Yes and yes. He will need to give you proper notice for showings, etc. Also, know that the new owner (assuming the property sells) must honor the time remaining on your lease or make it worth your while to terminate early.
 
M

macro9999

Guest
Allen, would you like to leave the apartment and have your moving expense paid for and all of your deposit returned?

Then co-operate and get the house sold fast and hope the new owner wants to move in fast, then you can make some money on this deal.

If not, then calm down, and realize no one can tell you to get out until the last day of your lease no matter who owns the house.
 

JETX

Senior Member
Allen, interesting responses......

Your answers:
Q1) "I have four months left on my Residential Lease/Rental Agreement. My landlord wants to put the house on the market. The agreement is a standard RL/RA that you buy at Office Depot. Can he do this or is he breaking the lease?"
A1) The owner has every right to sell the house... even with you as a tenant. However, as long as you comply with your lease (pay on time, etc.), you can stay for the full lease term..... even with the new owner. If the current or new owners want you out before your lease is finished, you can negotiate with them (read $$'s for your 'inconvenience'), but you are under NO obligation to terminate early.

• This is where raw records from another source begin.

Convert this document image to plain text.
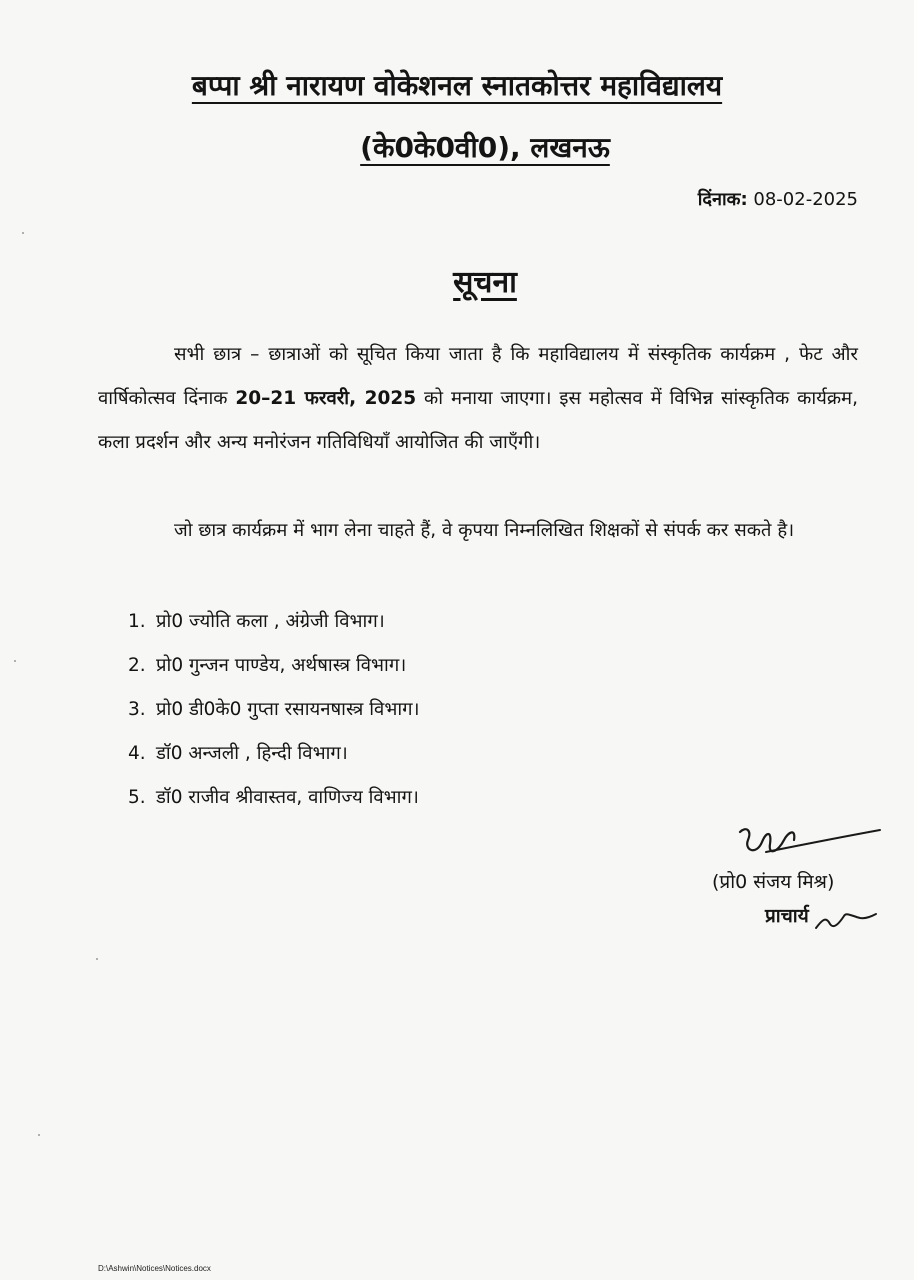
बप्पा श्री नारायण वोकेशनल स्नातकोत्तर महाविद्यालय
(के0के0वी0), लखनऊ
दिंनाक: 08-02-2025
सूचना

सभी छात्र – छात्राओं को सूचित किया जाता है कि महाविद्यालय में संस्कृतिक कार्यक्रम , फेट और वार्षिकोत्सव दिंनाक 20–21 फरवरी, 2025 को मनाया जाएगा। इस महोत्सव में विभिन्न सांस्कृतिक कार्यक्रम, कला प्रदर्शन और अन्य मनोरंजन गतिविधियाँ आयोजित की जाएँगी।

जो छात्र कार्यक्रम में भाग लेना चाहते हैं, वे कृपया निम्नलिखित शिक्षकों से संपर्क कर सकते है।

1. प्रो0 ज्योति कला , अंग्रेजी विभाग।
2. प्रो0 गुन्जन पाण्डेय, अर्थषास्त्र विभाग।
3. प्रो0 डी0के0 गुप्ता रसायनषास्त्र विभाग।
4. डॉ0 अन्जली , हिन्दी विभाग।
5. डॉ0 राजीव श्रीवास्तव, वाणिज्य विभाग।
(प्रो0 संजय मिश्र)
प्राचार्य
D:\Ashwin\Notices\Notices.docx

Q2) "Also, if he does put the house on the market, do I have to cooperate with the showings?"
A2) If the current lease you have makes no mention of showings, etc., then NO you do not have to co-operate. Simply, as long as you are in compliance with your lease, YOU have all the rights of tenancy. And this does NOT include having strangers pop in at all hours or to trapse through YOUR home. Further, there is no requirement for you to keep the home in 'model home' condition. It is expensive to show a house to prospective owners.... cleaning, making beds, utilities (A/C costs to cool, heating costs to heat) below/above your norm, vacating premises while the prospects wander around, etc.
Your choice... negotiate a 'per viewing' price ($50??) and make sure that you get a written agreement about any 'walk-away losses' (small items often 'walk' during a showing!!), or
tell the current owners that you will be glad to allow viewing... starting the day you move-out.

And finally.... remember, the 'new' owners will very probably want the house for themselves... or for new renters. Simply, this means that you have little if anything to lose for your standing up for your rights.